The language of Rule 7.1 A is important. It requires that a moving party, before *636filing a motion, confer or make a reasonable effort to confer, the requirement is not satisfied by a party making a demand for compliance. To confer means “to hold a conference; compare views; consult together.” The American Heritage Dictionary of the English Language 278-79 (Ninth Printing 1971). The rule is not satisfied by one party sending a single e-mail to another party, and particularly not where, as here, the e-mail merely indicates an intention to file a motion to compel and does not suggest any negotiation or compromise. Nor, in my view, would a single letter or a single voice message satisfy the requirements of Rule 7.1A. Pulsecard, 168 F.R.D. at 302 (D.Kan.1996)(holding that one letter to opposing counsel does not satisfy a party’s duty to confer in an attempt to resolve issues in dispute prior to filing a discovery motion, applying the equivalent rule in the District of Kansas). Rather, to satisfy the requirements of Rule 7.1A, the parties must hold a conference, possibly through the exchange of correspondence but preferably through person-to-person telephone calls or face-to-face meetings, and must compare views and attempt to reach an agreement, including by compromise if appropriate.
I agree with the holding in Cotracom Commodity Trading Co. v. Seaboard Corp., 189 F.R.D. 456 (D.Kan.1999), where the defendant made four telephone calls and sent two letters before filing its motion to compel:
Were the court to only consider the number of attempts it might find that defendant made reasonable efforts to confer. The quantity of efforts of itself appears to satisfy the duty to confer imposed by the Federal Rules of Civil Procedure and the [local rules of practice]. The court, however, looks beyond the sheer quantity of contacts. It examines their quality as well. The duty to confer involves more than making a certain number of contacts with opposing counsel. The quality of the contacts is far more important than the quantity. In this instance the court does not find the efforts of defense counsel constitute reasonable efforts to confer in good faith____Before filing a motion to compel, the movant must make reasonable efforts to confer. That generally requires counsel to “converse, confer, compare views, consult and deliberate.”

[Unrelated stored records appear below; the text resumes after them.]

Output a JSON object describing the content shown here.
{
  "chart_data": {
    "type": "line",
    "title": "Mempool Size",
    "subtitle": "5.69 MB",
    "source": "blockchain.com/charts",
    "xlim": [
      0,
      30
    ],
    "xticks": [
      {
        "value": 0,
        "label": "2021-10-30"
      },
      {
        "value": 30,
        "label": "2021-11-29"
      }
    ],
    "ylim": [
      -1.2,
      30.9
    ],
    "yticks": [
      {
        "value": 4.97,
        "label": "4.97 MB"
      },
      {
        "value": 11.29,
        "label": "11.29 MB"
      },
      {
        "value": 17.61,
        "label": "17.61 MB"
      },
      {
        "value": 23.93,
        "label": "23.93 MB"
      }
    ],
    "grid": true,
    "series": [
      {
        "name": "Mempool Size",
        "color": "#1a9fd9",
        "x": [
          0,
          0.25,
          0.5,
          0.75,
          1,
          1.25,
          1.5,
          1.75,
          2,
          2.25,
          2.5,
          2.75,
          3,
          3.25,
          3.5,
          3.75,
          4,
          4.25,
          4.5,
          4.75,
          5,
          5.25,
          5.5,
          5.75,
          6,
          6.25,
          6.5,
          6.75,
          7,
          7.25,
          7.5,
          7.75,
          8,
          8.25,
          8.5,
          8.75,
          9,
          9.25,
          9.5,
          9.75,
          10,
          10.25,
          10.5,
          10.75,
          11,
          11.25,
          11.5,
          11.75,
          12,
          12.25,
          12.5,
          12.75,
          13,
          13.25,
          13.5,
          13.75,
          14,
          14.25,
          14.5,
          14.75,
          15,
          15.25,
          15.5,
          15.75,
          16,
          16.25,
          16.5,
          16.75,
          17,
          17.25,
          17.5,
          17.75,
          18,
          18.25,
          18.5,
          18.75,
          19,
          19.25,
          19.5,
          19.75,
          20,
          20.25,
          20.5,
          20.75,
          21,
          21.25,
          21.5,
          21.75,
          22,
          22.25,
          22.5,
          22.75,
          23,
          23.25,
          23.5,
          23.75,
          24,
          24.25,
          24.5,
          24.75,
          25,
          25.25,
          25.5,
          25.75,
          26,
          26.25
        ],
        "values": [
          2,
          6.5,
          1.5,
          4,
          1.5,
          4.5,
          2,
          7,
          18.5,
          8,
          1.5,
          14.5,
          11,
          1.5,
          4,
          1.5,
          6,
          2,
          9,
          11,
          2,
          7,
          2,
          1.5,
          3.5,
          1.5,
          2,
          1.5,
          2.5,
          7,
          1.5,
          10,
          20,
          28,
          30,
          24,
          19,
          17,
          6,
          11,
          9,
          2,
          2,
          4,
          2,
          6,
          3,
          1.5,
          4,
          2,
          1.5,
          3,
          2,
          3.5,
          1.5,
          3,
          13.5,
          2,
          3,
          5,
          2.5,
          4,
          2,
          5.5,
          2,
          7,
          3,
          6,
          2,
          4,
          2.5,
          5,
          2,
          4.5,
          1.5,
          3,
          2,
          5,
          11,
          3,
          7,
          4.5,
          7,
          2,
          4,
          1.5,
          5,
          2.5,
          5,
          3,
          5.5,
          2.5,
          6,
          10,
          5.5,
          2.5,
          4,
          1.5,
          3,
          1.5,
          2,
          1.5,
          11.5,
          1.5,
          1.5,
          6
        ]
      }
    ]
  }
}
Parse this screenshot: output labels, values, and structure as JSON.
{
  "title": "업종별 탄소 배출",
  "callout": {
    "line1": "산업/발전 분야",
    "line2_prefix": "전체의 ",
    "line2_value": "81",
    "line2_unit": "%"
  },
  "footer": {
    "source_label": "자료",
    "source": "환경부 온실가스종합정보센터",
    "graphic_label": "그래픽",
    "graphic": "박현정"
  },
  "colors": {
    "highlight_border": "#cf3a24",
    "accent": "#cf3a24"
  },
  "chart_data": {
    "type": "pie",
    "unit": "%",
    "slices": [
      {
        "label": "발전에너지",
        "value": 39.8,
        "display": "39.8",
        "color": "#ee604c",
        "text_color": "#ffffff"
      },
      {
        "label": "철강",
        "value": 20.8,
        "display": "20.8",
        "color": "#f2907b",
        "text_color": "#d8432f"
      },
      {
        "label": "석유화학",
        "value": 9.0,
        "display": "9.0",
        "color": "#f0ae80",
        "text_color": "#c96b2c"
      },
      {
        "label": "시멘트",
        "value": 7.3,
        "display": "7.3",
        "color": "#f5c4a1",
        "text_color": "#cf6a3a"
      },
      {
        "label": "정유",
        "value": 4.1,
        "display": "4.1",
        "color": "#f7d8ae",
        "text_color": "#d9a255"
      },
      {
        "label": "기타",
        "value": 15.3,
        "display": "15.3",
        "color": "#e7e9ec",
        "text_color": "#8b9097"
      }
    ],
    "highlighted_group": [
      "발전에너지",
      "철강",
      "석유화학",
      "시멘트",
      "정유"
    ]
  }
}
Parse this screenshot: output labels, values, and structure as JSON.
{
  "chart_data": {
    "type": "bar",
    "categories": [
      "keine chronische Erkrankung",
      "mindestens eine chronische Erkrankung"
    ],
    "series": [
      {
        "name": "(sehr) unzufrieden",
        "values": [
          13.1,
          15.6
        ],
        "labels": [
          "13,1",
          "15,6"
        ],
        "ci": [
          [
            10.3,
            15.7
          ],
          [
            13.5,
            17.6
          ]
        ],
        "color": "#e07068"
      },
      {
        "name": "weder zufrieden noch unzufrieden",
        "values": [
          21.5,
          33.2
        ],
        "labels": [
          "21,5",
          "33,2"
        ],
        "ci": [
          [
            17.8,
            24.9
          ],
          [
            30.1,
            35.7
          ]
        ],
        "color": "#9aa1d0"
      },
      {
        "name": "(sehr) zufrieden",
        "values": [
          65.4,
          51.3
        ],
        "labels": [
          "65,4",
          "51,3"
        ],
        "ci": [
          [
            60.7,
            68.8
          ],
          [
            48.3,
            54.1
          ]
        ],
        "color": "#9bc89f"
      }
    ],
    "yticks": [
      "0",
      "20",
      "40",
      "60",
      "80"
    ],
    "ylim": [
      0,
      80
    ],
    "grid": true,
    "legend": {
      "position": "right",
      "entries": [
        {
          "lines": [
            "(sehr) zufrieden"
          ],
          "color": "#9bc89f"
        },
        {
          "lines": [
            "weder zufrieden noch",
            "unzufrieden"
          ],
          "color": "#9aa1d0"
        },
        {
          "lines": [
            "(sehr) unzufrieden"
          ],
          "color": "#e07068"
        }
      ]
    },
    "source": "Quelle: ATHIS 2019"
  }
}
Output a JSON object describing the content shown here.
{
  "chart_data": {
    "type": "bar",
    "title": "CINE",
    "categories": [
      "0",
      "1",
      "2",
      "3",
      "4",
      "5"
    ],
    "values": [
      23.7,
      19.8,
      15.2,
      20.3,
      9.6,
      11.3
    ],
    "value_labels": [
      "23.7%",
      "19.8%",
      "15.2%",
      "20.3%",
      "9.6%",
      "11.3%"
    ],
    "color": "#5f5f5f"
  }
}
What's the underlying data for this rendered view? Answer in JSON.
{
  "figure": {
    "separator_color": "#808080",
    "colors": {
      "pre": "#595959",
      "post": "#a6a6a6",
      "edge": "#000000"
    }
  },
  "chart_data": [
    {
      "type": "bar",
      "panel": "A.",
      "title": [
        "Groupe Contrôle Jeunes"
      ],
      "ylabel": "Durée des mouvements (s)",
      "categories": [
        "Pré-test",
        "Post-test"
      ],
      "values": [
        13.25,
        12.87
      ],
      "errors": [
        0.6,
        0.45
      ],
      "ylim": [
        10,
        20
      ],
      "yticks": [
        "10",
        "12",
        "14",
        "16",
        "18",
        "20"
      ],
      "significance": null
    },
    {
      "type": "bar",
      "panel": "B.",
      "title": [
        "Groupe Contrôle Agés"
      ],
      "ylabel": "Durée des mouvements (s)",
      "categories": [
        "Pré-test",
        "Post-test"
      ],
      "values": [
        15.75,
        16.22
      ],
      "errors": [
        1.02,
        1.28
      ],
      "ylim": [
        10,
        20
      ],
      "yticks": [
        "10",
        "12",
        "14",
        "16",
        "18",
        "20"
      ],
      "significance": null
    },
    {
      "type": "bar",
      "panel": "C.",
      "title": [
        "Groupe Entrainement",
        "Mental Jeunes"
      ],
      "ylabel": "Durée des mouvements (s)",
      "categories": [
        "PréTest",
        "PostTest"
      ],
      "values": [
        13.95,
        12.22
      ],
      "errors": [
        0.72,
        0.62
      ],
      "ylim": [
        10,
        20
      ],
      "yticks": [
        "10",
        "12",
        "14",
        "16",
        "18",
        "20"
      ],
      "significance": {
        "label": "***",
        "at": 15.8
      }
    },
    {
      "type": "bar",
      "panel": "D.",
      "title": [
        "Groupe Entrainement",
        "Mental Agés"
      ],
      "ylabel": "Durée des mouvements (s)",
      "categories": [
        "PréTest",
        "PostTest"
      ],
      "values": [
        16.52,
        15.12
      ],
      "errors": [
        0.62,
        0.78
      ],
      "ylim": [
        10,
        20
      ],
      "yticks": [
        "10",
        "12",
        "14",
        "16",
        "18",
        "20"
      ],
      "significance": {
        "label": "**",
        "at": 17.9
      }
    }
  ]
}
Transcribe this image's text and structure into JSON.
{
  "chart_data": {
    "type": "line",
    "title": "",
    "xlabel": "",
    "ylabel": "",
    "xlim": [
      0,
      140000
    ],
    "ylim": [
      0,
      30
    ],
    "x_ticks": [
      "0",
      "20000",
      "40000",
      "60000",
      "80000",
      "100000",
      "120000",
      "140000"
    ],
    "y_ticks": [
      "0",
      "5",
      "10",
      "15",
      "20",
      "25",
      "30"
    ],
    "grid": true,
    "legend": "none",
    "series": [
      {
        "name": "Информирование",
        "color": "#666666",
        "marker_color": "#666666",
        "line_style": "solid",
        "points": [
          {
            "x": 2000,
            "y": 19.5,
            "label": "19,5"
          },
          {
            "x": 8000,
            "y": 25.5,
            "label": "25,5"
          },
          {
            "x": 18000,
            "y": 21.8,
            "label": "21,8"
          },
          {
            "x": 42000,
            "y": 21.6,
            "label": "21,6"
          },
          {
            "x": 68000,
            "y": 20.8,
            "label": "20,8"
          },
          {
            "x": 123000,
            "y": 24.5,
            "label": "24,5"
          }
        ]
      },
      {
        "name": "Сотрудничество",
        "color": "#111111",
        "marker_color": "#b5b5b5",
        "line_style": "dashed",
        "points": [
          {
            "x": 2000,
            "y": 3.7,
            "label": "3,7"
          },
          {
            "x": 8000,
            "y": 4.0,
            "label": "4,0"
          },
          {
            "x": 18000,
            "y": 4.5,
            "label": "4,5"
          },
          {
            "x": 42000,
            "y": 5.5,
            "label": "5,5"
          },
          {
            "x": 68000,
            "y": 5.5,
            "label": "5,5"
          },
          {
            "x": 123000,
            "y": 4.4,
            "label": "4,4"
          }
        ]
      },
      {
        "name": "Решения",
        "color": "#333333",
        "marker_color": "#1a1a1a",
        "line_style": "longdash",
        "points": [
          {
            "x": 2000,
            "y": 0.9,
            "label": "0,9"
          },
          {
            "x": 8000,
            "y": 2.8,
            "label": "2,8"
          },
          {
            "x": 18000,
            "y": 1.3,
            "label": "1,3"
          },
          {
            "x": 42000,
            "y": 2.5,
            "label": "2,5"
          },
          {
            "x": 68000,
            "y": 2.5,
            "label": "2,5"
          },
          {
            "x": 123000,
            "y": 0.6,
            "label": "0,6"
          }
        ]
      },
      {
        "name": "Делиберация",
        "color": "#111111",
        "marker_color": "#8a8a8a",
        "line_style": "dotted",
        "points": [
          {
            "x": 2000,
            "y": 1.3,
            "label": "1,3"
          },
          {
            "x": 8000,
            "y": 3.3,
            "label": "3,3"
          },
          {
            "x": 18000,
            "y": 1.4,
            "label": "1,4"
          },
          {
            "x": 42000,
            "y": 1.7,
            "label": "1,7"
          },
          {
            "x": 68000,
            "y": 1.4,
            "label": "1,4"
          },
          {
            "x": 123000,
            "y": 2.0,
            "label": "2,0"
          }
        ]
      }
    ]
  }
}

Id. at 459 (internal citations omitted).
The certification made in this case by counsel for the plaintiff, that he “made a good faith effort to secure responses without court action,” is untrue. Plaintiffs counsel did not attempt in good faith to resolve the discovery dispute before filing the motion. After receiving the plaintiffs e-mail demand, defense counsel responded that he was out of the office until February 18, 2003, and requested that plaintiffs counsel contact him after February 18 to discuss the discovery dispute. Response, Exh. D. Instead of calling and meaningfully attempting to confer about the discovery issue as requested, plaintiffs counsel filed the Motion to Compel on February 18. The plaintiff did not initiate a conference in which the parties could discuss the propriety of the discovery requests or the defendant’s asserted objections to them; the parties did not discuss precisely what information it is that the plaintiff needs or how the requests could be narrowed so as to avoid the defendant’s objections; there was no deliberation, conversation, exchange of views, or consultation between the parties; nor was there any genuine attempt to resolve the dispute without judicial intervention.
Plaintiffs counsel flagrantly violated the requirements of Rule 7.1A and misstated the facts in his Motion to Compel. Accordingly,
IT IS ORDERED that the Motion to Compel is DENIED.